AL: Tell us about the Shockley Queisser Limit and what implications the invisible light might have on it.
SM: The Shockley Queisser Limit is an equation that basically says that for a single band gap device, such as silicon, the limiting efficiency is 31%. Using the same equations and adding in an upconversion, that could be pushed to something like 48%, so you could significantly improve it. That’s an ideal limit using ideal materials and what we have is very inefficient materials, but at least they do the job. We’re trying to make the best of a bad material, but I think in the future, with the way technology is going, things like quantum dots could be used to achieve that but that might be five to ten years down the line.
AL: How does the performance compare across the different types of solar cells?
SM: One of the biggest problems with using erbium and rare earths is that crystalline silicon has been highly developed and we found that you would actually have to de-engineer it in order to make it work better with upconversion.

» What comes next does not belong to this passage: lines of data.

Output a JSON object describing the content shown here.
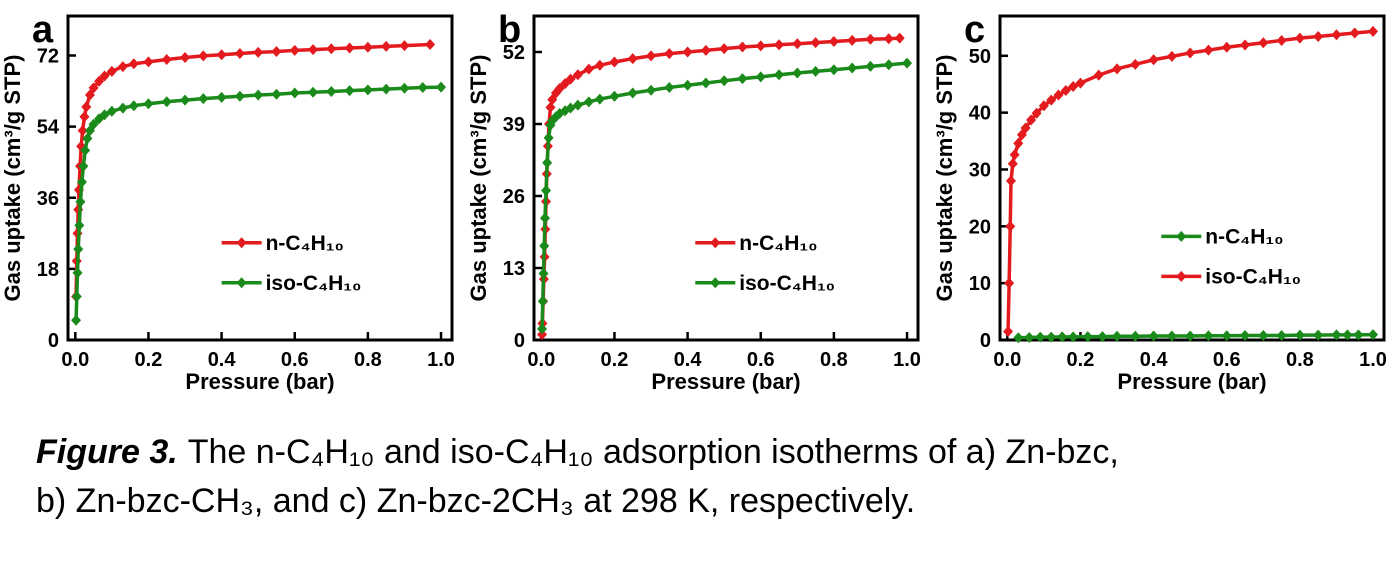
{
  "caption": {
    "label": "Figure 3.",
    "line1": "The n-C₄H₁₀ and iso-C₄H₁₀ adsorption isotherms of a) Zn-bzc,",
    "line2": "b) Zn-bzc-CH₃, and c) Zn-bzc-2CH₃ at 298 K, respectively."
  },
  "colors": {
    "n_butane_red": "#e31a1e",
    "iso_butane_green": "#1a8a1a",
    "axis": "#000000",
    "background": "#ffffff"
  },
  "chart_data": [
    {
      "type": "line",
      "panel_label": "a",
      "xlabel": "Pressure (bar)",
      "ylabel": "Gas uptake (cm³/g STP)",
      "xlim": [
        -0.02,
        1.03
      ],
      "ylim": [
        0,
        82
      ],
      "xticks": [
        0.0,
        0.2,
        0.4,
        0.6,
        0.8,
        1.0
      ],
      "yticks": [
        0,
        18,
        36,
        54,
        72
      ],
      "grid": false,
      "legend_position": "inside lower-right",
      "legend_fraction": {
        "x": 0.4,
        "y": 0.7
      },
      "series": [
        {
          "name": "n-C₄H₁₀",
          "color": "#e31a1e",
          "points": [
            [
              0.002,
              11
            ],
            [
              0.004,
              20
            ],
            [
              0.006,
              27
            ],
            [
              0.008,
              33
            ],
            [
              0.01,
              38
            ],
            [
              0.013,
              44
            ],
            [
              0.016,
              49
            ],
            [
              0.02,
              53
            ],
            [
              0.025,
              56.5
            ],
            [
              0.03,
              59
            ],
            [
              0.04,
              62
            ],
            [
              0.05,
              63.8
            ],
            [
              0.065,
              65.5
            ],
            [
              0.08,
              66.8
            ],
            [
              0.1,
              68
            ],
            [
              0.13,
              69.2
            ],
            [
              0.16,
              69.9
            ],
            [
              0.2,
              70.4
            ],
            [
              0.25,
              71.0
            ],
            [
              0.3,
              71.5
            ],
            [
              0.35,
              71.9
            ],
            [
              0.4,
              72.2
            ],
            [
              0.45,
              72.5
            ],
            [
              0.5,
              72.8
            ],
            [
              0.55,
              73.0
            ],
            [
              0.6,
              73.3
            ],
            [
              0.65,
              73.5
            ],
            [
              0.7,
              73.7
            ],
            [
              0.75,
              73.9
            ],
            [
              0.8,
              74.1
            ],
            [
              0.85,
              74.3
            ],
            [
              0.9,
              74.5
            ],
            [
              0.97,
              74.8
            ]
          ]
        },
        {
          "name": "iso-C₄H₁₀",
          "color": "#1a8a1a",
          "points": [
            [
              0.002,
              5
            ],
            [
              0.004,
              11
            ],
            [
              0.006,
              17
            ],
            [
              0.008,
              23
            ],
            [
              0.011,
              29
            ],
            [
              0.014,
              35
            ],
            [
              0.018,
              40
            ],
            [
              0.022,
              44
            ],
            [
              0.027,
              48
            ],
            [
              0.033,
              51
            ],
            [
              0.04,
              53
            ],
            [
              0.05,
              54.6
            ],
            [
              0.065,
              56
            ],
            [
              0.08,
              57
            ],
            [
              0.1,
              57.9
            ],
            [
              0.13,
              58.7
            ],
            [
              0.16,
              59.3
            ],
            [
              0.2,
              59.8
            ],
            [
              0.25,
              60.3
            ],
            [
              0.3,
              60.7
            ],
            [
              0.35,
              61.1
            ],
            [
              0.4,
              61.4
            ],
            [
              0.45,
              61.7
            ],
            [
              0.5,
              62.0
            ],
            [
              0.55,
              62.2
            ],
            [
              0.6,
              62.5
            ],
            [
              0.65,
              62.7
            ],
            [
              0.7,
              62.9
            ],
            [
              0.75,
              63.1
            ],
            [
              0.8,
              63.3
            ],
            [
              0.85,
              63.5
            ],
            [
              0.9,
              63.7
            ],
            [
              0.95,
              63.9
            ],
            [
              1.0,
              64.0
            ]
          ]
        }
      ]
    },
    {
      "type": "line",
      "panel_label": "b",
      "xlabel": "Pressure (bar)",
      "ylabel": "Gas uptake (cm³/g STP)",
      "xlim": [
        -0.02,
        1.03
      ],
      "ylim": [
        0,
        58.5
      ],
      "xticks": [
        0.0,
        0.2,
        0.4,
        0.6,
        0.8,
        1.0
      ],
      "yticks": [
        0,
        13,
        26,
        39,
        52
      ],
      "grid": false,
      "legend_position": "inside lower-right",
      "legend_fraction": {
        "x": 0.42,
        "y": 0.7
      },
      "series": [
        {
          "name": "n-C₄H₁₀",
          "color": "#e31a1e",
          "points": [
            [
              0.002,
              1
            ],
            [
              0.003,
              3
            ],
            [
              0.005,
              7
            ],
            [
              0.007,
              11
            ],
            [
              0.009,
              15
            ],
            [
              0.011,
              20
            ],
            [
              0.013,
              25
            ],
            [
              0.015,
              30
            ],
            [
              0.018,
              35
            ],
            [
              0.021,
              39
            ],
            [
              0.025,
              42
            ],
            [
              0.03,
              43.4
            ],
            [
              0.04,
              44.6
            ],
            [
              0.05,
              45.4
            ],
            [
              0.065,
              46.3
            ],
            [
              0.08,
              47.1
            ],
            [
              0.1,
              47.9
            ],
            [
              0.13,
              48.9
            ],
            [
              0.16,
              49.6
            ],
            [
              0.2,
              50.2
            ],
            [
              0.25,
              50.8
            ],
            [
              0.3,
              51.3
            ],
            [
              0.35,
              51.7
            ],
            [
              0.4,
              52.0
            ],
            [
              0.45,
              52.3
            ],
            [
              0.5,
              52.6
            ],
            [
              0.55,
              52.9
            ],
            [
              0.6,
              53.1
            ],
            [
              0.65,
              53.3
            ],
            [
              0.7,
              53.5
            ],
            [
              0.75,
              53.7
            ],
            [
              0.8,
              53.9
            ],
            [
              0.85,
              54.1
            ],
            [
              0.9,
              54.3
            ],
            [
              0.95,
              54.4
            ],
            [
              0.98,
              54.5
            ]
          ]
        },
        {
          "name": "iso-C₄H₁₀",
          "color": "#1a8a1a",
          "points": [
            [
              0.002,
              2
            ],
            [
              0.004,
              7
            ],
            [
              0.006,
              12
            ],
            [
              0.008,
              17
            ],
            [
              0.01,
              22
            ],
            [
              0.013,
              27
            ],
            [
              0.016,
              32
            ],
            [
              0.02,
              36.5
            ],
            [
              0.025,
              38.8
            ],
            [
              0.03,
              39.6
            ],
            [
              0.04,
              40.3
            ],
            [
              0.05,
              40.9
            ],
            [
              0.065,
              41.4
            ],
            [
              0.08,
              41.9
            ],
            [
              0.1,
              42.4
            ],
            [
              0.13,
              43.0
            ],
            [
              0.16,
              43.5
            ],
            [
              0.2,
              44.0
            ],
            [
              0.25,
              44.6
            ],
            [
              0.3,
              45.1
            ],
            [
              0.35,
              45.6
            ],
            [
              0.4,
              46.0
            ],
            [
              0.45,
              46.4
            ],
            [
              0.5,
              46.8
            ],
            [
              0.55,
              47.2
            ],
            [
              0.6,
              47.5
            ],
            [
              0.65,
              47.9
            ],
            [
              0.7,
              48.2
            ],
            [
              0.75,
              48.5
            ],
            [
              0.8,
              48.8
            ],
            [
              0.85,
              49.1
            ],
            [
              0.9,
              49.4
            ],
            [
              0.95,
              49.7
            ],
            [
              1.0,
              50.0
            ]
          ]
        }
      ]
    },
    {
      "type": "line",
      "panel_label": "c",
      "xlabel": "Pressure (bar)",
      "ylabel": "Gas uptake (cm³/g STP)",
      "xlim": [
        -0.02,
        1.03
      ],
      "ylim": [
        0,
        57
      ],
      "xticks": [
        0.0,
        0.2,
        0.4,
        0.6,
        0.8,
        1.0
      ],
      "yticks": [
        0,
        10,
        20,
        30,
        40,
        50
      ],
      "grid": false,
      "legend_position": "inside lower-right",
      "legend_fraction": {
        "x": 0.42,
        "y": 0.68
      },
      "series": [
        {
          "name": "n-C₄H₁₀",
          "color": "#1a8a1a",
          "points": [
            [
              0.03,
              0.4
            ],
            [
              0.06,
              0.45
            ],
            [
              0.09,
              0.5
            ],
            [
              0.12,
              0.5
            ],
            [
              0.15,
              0.55
            ],
            [
              0.18,
              0.55
            ],
            [
              0.22,
              0.6
            ],
            [
              0.26,
              0.6
            ],
            [
              0.3,
              0.65
            ],
            [
              0.35,
              0.65
            ],
            [
              0.4,
              0.7
            ],
            [
              0.45,
              0.7
            ],
            [
              0.5,
              0.7
            ],
            [
              0.55,
              0.75
            ],
            [
              0.6,
              0.75
            ],
            [
              0.65,
              0.8
            ],
            [
              0.7,
              0.8
            ],
            [
              0.75,
              0.8
            ],
            [
              0.8,
              0.85
            ],
            [
              0.85,
              0.85
            ],
            [
              0.9,
              0.9
            ],
            [
              0.93,
              0.9
            ],
            [
              0.96,
              0.9
            ],
            [
              1.0,
              0.95
            ]
          ]
        },
        {
          "name": "iso-C₄H₁₀",
          "color": "#e31a1e",
          "points": [
            [
              0.002,
              1.5
            ],
            [
              0.005,
              10
            ],
            [
              0.008,
              20
            ],
            [
              0.01,
              28
            ],
            [
              0.015,
              31
            ],
            [
              0.02,
              32.6
            ],
            [
              0.03,
              34.6
            ],
            [
              0.04,
              36.1
            ],
            [
              0.05,
              37.3
            ],
            [
              0.065,
              38.7
            ],
            [
              0.08,
              39.9
            ],
            [
              0.1,
              41.2
            ],
            [
              0.12,
              42.2
            ],
            [
              0.14,
              43.1
            ],
            [
              0.16,
              43.9
            ],
            [
              0.18,
              44.6
            ],
            [
              0.2,
              45.2
            ],
            [
              0.25,
              46.6
            ],
            [
              0.3,
              47.7
            ],
            [
              0.35,
              48.5
            ],
            [
              0.4,
              49.3
            ],
            [
              0.45,
              49.9
            ],
            [
              0.5,
              50.5
            ],
            [
              0.55,
              51.0
            ],
            [
              0.6,
              51.5
            ],
            [
              0.65,
              51.9
            ],
            [
              0.7,
              52.3
            ],
            [
              0.75,
              52.7
            ],
            [
              0.8,
              53.1
            ],
            [
              0.85,
              53.4
            ],
            [
              0.9,
              53.7
            ],
            [
              0.95,
              54.0
            ],
            [
              1.0,
              54.3
            ]
          ]
        }
      ]
    }
  ]
}
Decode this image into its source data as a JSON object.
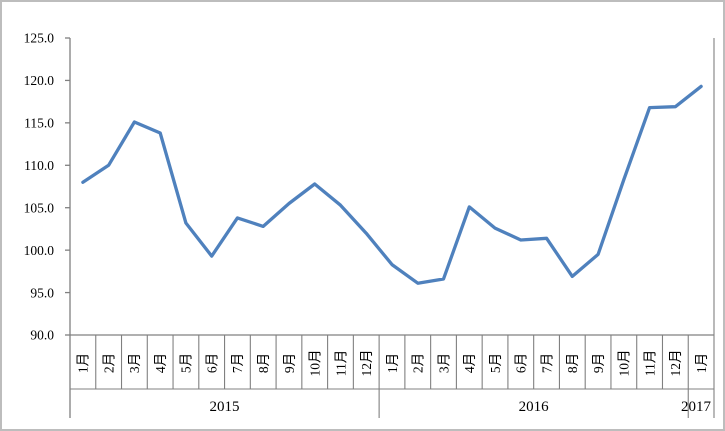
{
  "chart_data": {
    "type": "line",
    "title": "",
    "legend": "none",
    "grid": false,
    "line_color": "#4F81BD",
    "axis_color": "#808080",
    "ylim": [
      90,
      125
    ],
    "yticks": [
      125.0,
      120.0,
      115.0,
      110.0,
      105.0,
      100.0,
      95.0,
      90.0
    ],
    "ytick_labels": [
      "125.0",
      "120.0",
      "115.0",
      "110.0",
      "105.0",
      "100.0",
      "95.0",
      "90.0"
    ],
    "categories": [
      "1月",
      "2月",
      "3月",
      "4月",
      "5月",
      "6月",
      "7月",
      "8月",
      "9月",
      "10月",
      "11月",
      "12月",
      "1月",
      "2月",
      "3月",
      "4月",
      "5月",
      "6月",
      "7月",
      "8月",
      "9月",
      "10月",
      "11月",
      "12月",
      "1月"
    ],
    "year_groups": [
      {
        "label": "2015",
        "months": 12
      },
      {
        "label": "2016",
        "months": 12
      },
      {
        "label": "2017",
        "months": 1
      }
    ],
    "values": [
      108.0,
      110.0,
      115.1,
      113.8,
      103.2,
      99.3,
      103.8,
      102.8,
      105.5,
      107.8,
      105.3,
      102.0,
      98.3,
      96.1,
      96.6,
      105.1,
      102.6,
      101.2,
      101.4,
      96.9,
      99.5,
      108.3,
      116.8,
      116.9,
      119.3
    ]
  }
}
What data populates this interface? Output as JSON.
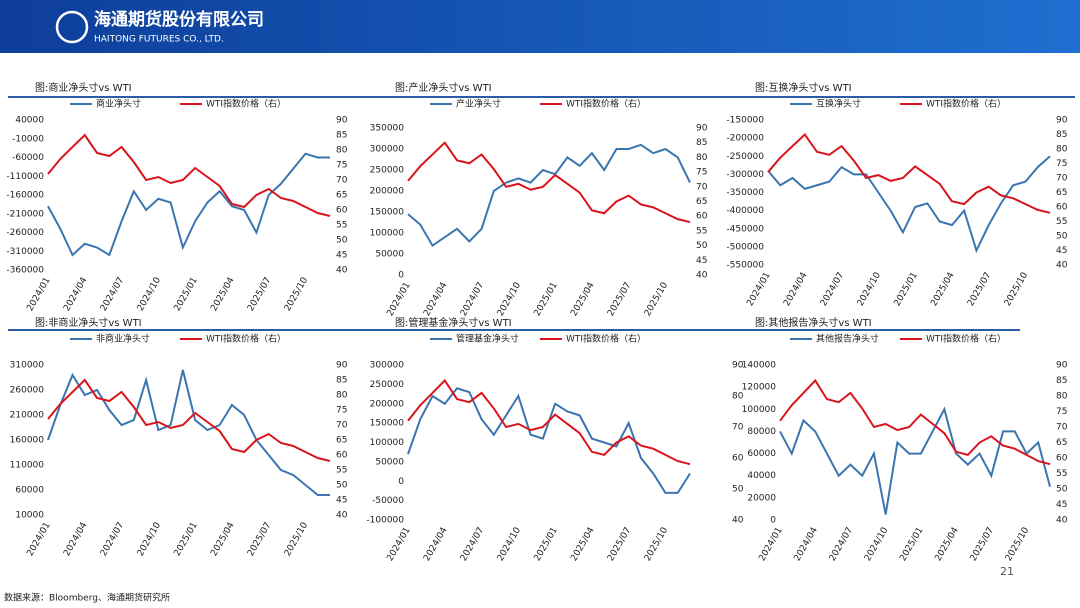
{
  "header": {
    "company": "海通期货股份有限公司",
    "company_en": "HAITONG FUTURES CO., LTD."
  },
  "footer": {
    "source": "数据来源：Bloomberg、海通期货研究所",
    "page": "21"
  },
  "chart_data": [
    {
      "type": "line",
      "title": "图:商业净头寸vs WTI",
      "x": [
        "2024/01",
        "2024/02",
        "2024/03",
        "2024/04",
        "2024/05",
        "2024/06",
        "2024/07",
        "2024/08",
        "2024/09",
        "2024/10",
        "2024/11",
        "2024/12",
        "2025/01",
        "2025/02",
        "2025/03",
        "2025/04",
        "2025/05",
        "2025/06",
        "2025/07",
        "2025/08",
        "2025/09",
        "2025/10",
        "2025/11",
        "2025/12"
      ],
      "xticks": [
        "2024/01",
        "2024/04",
        "2024/07",
        "2024/10",
        "2025/01",
        "2025/04",
        "2025/07",
        "2025/10"
      ],
      "ylim": [
        -360000,
        40000
      ],
      "yticks": [
        40000,
        -10000,
        -60000,
        -110000,
        -160000,
        -210000,
        -260000,
        -310000,
        -360000
      ],
      "y2lim": [
        40,
        90
      ],
      "y2ticks": [
        40,
        45,
        50,
        55,
        60,
        65,
        70,
        75,
        80,
        85,
        90
      ],
      "series": [
        {
          "name": "商业净头寸",
          "color": "#3b75b0",
          "values": [
            -190000,
            -250000,
            -320000,
            -290000,
            -300000,
            -320000,
            -230000,
            -150000,
            -200000,
            -170000,
            -180000,
            -300000,
            -230000,
            -180000,
            -150000,
            -190000,
            -200000,
            -260000,
            -160000,
            -130000,
            -90000,
            -50000,
            -60000,
            -60000
          ]
        },
        {
          "name": "WTI指数价格（右）",
          "color": "#d9141c",
          "axis": "y2",
          "values": [
            72,
            77,
            81,
            85,
            79,
            78,
            81,
            76,
            70,
            71,
            69,
            70,
            74,
            71,
            68,
            62,
            61,
            65,
            67,
            64,
            63,
            61,
            59,
            58
          ]
        }
      ]
    },
    {
      "type": "line",
      "title": "图:产业净头寸vs WTI",
      "x": [
        "2024/01",
        "2024/02",
        "2024/03",
        "2024/04",
        "2024/05",
        "2024/06",
        "2024/07",
        "2024/08",
        "2024/09",
        "2024/10",
        "2024/11",
        "2024/12",
        "2025/01",
        "2025/02",
        "2025/03",
        "2025/04",
        "2025/05",
        "2025/06",
        "2025/07",
        "2025/08",
        "2025/09",
        "2025/10",
        "2025/11",
        "2025/12"
      ],
      "xticks": [
        "2024/01",
        "2024/04",
        "2024/07",
        "2024/10",
        "2025/01",
        "2025/04",
        "2025/07",
        "2025/10"
      ],
      "ylim": [
        0,
        350000
      ],
      "yticks": [
        0,
        50000,
        100000,
        150000,
        200000,
        250000,
        300000,
        350000
      ],
      "y2lim": [
        40,
        90
      ],
      "y2ticks": [
        40,
        45,
        50,
        55,
        60,
        65,
        70,
        75,
        80,
        85,
        90
      ],
      "series": [
        {
          "name": "产业净头寸",
          "color": "#3b75b0",
          "values": [
            145000,
            120000,
            70000,
            90000,
            110000,
            80000,
            110000,
            200000,
            220000,
            230000,
            220000,
            250000,
            240000,
            280000,
            260000,
            290000,
            250000,
            300000,
            300000,
            310000,
            290000,
            300000,
            280000,
            220000
          ]
        },
        {
          "name": "WTI指数价格（右）",
          "color": "#d9141c",
          "axis": "y2",
          "values": [
            72,
            77,
            81,
            85,
            79,
            78,
            81,
            76,
            70,
            71,
            69,
            70,
            74,
            71,
            68,
            62,
            61,
            65,
            67,
            64,
            63,
            61,
            59,
            58
          ]
        }
      ]
    },
    {
      "type": "line",
      "title": "图:互换净头寸vs WTI",
      "x": [
        "2024/01",
        "2024/02",
        "2024/03",
        "2024/04",
        "2024/05",
        "2024/06",
        "2024/07",
        "2024/08",
        "2024/09",
        "2024/10",
        "2024/11",
        "2024/12",
        "2025/01",
        "2025/02",
        "2025/03",
        "2025/04",
        "2025/05",
        "2025/06",
        "2025/07",
        "2025/08",
        "2025/09",
        "2025/10",
        "2025/11",
        "2025/12"
      ],
      "xticks": [
        "2024/01",
        "2024/04",
        "2024/07",
        "2024/10",
        "2025/01",
        "2025/04",
        "2025/07",
        "2025/10"
      ],
      "ylim": [
        -550000,
        -150000
      ],
      "yticks": [
        -150000,
        -200000,
        -250000,
        -300000,
        -350000,
        -400000,
        -450000,
        -500000,
        -550000
      ],
      "y2lim": [
        40,
        90
      ],
      "y2ticks": [
        40,
        45,
        50,
        55,
        60,
        65,
        70,
        75,
        80,
        85,
        90
      ],
      "series": [
        {
          "name": "互换净头寸",
          "color": "#3b75b0",
          "values": [
            -290000,
            -330000,
            -310000,
            -340000,
            -330000,
            -320000,
            -280000,
            -300000,
            -300000,
            -350000,
            -400000,
            -460000,
            -390000,
            -380000,
            -430000,
            -440000,
            -400000,
            -510000,
            -440000,
            -380000,
            -330000,
            -320000,
            -280000,
            -250000
          ]
        },
        {
          "name": "WTI指数价格（右）",
          "color": "#d9141c",
          "axis": "y2",
          "values": [
            72,
            77,
            81,
            85,
            79,
            78,
            81,
            76,
            70,
            71,
            69,
            70,
            74,
            71,
            68,
            62,
            61,
            65,
            67,
            64,
            63,
            61,
            59,
            58
          ]
        }
      ]
    },
    {
      "type": "line",
      "title": "图:非商业净头寸vs WTI",
      "x": [
        "2024/01",
        "2024/02",
        "2024/03",
        "2024/04",
        "2024/05",
        "2024/06",
        "2024/07",
        "2024/08",
        "2024/09",
        "2024/10",
        "2024/11",
        "2024/12",
        "2025/01",
        "2025/02",
        "2025/03",
        "2025/04",
        "2025/05",
        "2025/06",
        "2025/07",
        "2025/08",
        "2025/09",
        "2025/10",
        "2025/11",
        "2025/12"
      ],
      "xticks": [
        "2024/01",
        "2024/04",
        "2024/07",
        "2024/10",
        "2025/01",
        "2025/04",
        "2025/07",
        "2025/10"
      ],
      "ylim": [
        10000,
        310000
      ],
      "yticks": [
        10000,
        60000,
        110000,
        160000,
        210000,
        260000,
        310000
      ],
      "y2lim": [
        40,
        90
      ],
      "y2ticks": [
        40,
        45,
        50,
        55,
        60,
        65,
        70,
        75,
        80,
        85,
        90
      ],
      "series": [
        {
          "name": "非商业净头寸",
          "color": "#3b75b0",
          "values": [
            160000,
            230000,
            290000,
            250000,
            260000,
            220000,
            190000,
            200000,
            280000,
            180000,
            190000,
            300000,
            200000,
            180000,
            190000,
            230000,
            210000,
            160000,
            130000,
            100000,
            90000,
            70000,
            50000,
            50000
          ]
        },
        {
          "name": "WTI指数价格（右）",
          "color": "#d9141c",
          "axis": "y2",
          "values": [
            72,
            77,
            81,
            85,
            79,
            78,
            81,
            76,
            70,
            71,
            69,
            70,
            74,
            71,
            68,
            62,
            61,
            65,
            67,
            64,
            63,
            61,
            59,
            58
          ]
        }
      ]
    },
    {
      "type": "line",
      "title": "图:管理基金净头寸vs WTI",
      "x": [
        "2024/01",
        "2024/02",
        "2024/03",
        "2024/04",
        "2024/05",
        "2024/06",
        "2024/07",
        "2024/08",
        "2024/09",
        "2024/10",
        "2024/11",
        "2024/12",
        "2025/01",
        "2025/02",
        "2025/03",
        "2025/04",
        "2025/05",
        "2025/06",
        "2025/07",
        "2025/08",
        "2025/09",
        "2025/10",
        "2025/11",
        "2025/12"
      ],
      "xticks": [
        "2024/01",
        "2024/04",
        "2024/07",
        "2024/10",
        "2025/01",
        "2025/04",
        "2025/07",
        "2025/10"
      ],
      "ylim": [
        -100000,
        300000
      ],
      "yticks": [
        -100000,
        -50000,
        0,
        50000,
        100000,
        150000,
        200000,
        250000,
        300000
      ],
      "y2lim": [
        40,
        90
      ],
      "series": [
        {
          "name": "管理基金净头寸",
          "color": "#3b75b0",
          "values": [
            70000,
            160000,
            220000,
            200000,
            240000,
            230000,
            160000,
            120000,
            170000,
            220000,
            120000,
            110000,
            200000,
            180000,
            170000,
            110000,
            100000,
            90000,
            150000,
            60000,
            20000,
            -30000,
            -30000,
            20000
          ]
        },
        {
          "name": "WTI指数价格（右）",
          "color": "#d9141c",
          "axis": "y2",
          "values": [
            72,
            77,
            81,
            85,
            79,
            78,
            81,
            76,
            70,
            71,
            69,
            70,
            74,
            71,
            68,
            62,
            61,
            65,
            67,
            64,
            63,
            61,
            59,
            58
          ]
        }
      ]
    },
    {
      "type": "line",
      "title": "图:其他报告净头寸vs WTI",
      "x": [
        "2024/01",
        "2024/02",
        "2024/03",
        "2024/04",
        "2024/05",
        "2024/06",
        "2024/07",
        "2024/08",
        "2024/09",
        "2024/10",
        "2024/11",
        "2024/12",
        "2025/01",
        "2025/02",
        "2025/03",
        "2025/04",
        "2025/05",
        "2025/06",
        "2025/07",
        "2025/08",
        "2025/09",
        "2025/10",
        "2025/11",
        "2025/12"
      ],
      "xticks": [
        "2024/01",
        "2024/04",
        "2024/07",
        "2024/10",
        "2025/01",
        "2025/04",
        "2025/07",
        "2025/10"
      ],
      "ylim": [
        0,
        140000
      ],
      "yticks": [
        0,
        20000,
        40000,
        60000,
        80000,
        100000,
        120000,
        140000
      ],
      "y3lim": [
        40,
        90
      ],
      "y3ticks": [
        40,
        50,
        60,
        70,
        80,
        90
      ],
      "y2lim": [
        40,
        90
      ],
      "y2ticks": [
        40,
        45,
        50,
        55,
        60,
        65,
        70,
        75,
        80,
        85,
        90
      ],
      "series": [
        {
          "name": "其他报告净头寸",
          "color": "#3b75b0",
          "values": [
            80000,
            60000,
            90000,
            80000,
            60000,
            40000,
            50000,
            40000,
            60000,
            5000,
            70000,
            60000,
            60000,
            80000,
            100000,
            60000,
            50000,
            60000,
            40000,
            80000,
            80000,
            60000,
            70000,
            30000
          ]
        },
        {
          "name": "WTI指数价格（右）",
          "color": "#d9141c",
          "axis": "y2",
          "values": [
            72,
            77,
            81,
            85,
            79,
            78,
            81,
            76,
            70,
            71,
            69,
            70,
            74,
            71,
            68,
            62,
            61,
            65,
            67,
            64,
            63,
            61,
            59,
            58
          ]
        }
      ]
    }
  ]
}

But there could be potential for it to work with organic solar cells or the thin film cheap products and because they are at such an early stage of development you can integrate the upconversion at the beginning and create a holistic device.
AL: How big an impact do you think upconversion can have on solar power generation?
SM: I think that for crystalline silicon cells, it could have a small impact for high concentration devices so in areas like the Sahara desert or where you have large solar farms.If you can increase the overall efficiency by 1% to 2% that could make a huge deal at large solar farms where you could go beyond the current limit of 31% efficiency, which they’ve almost already reached. It can give them that extra boost and overcome the Shockley Queisser Limit.
For groups that are looking at organic materials – that can work at much lower solar concentrations and it can work with organic devices and high band gap devices. Cadmium telluride has a very high band gap, so upconversion has the potential to add a bit to that, but the biggest impact will be in areas of high solar concentration.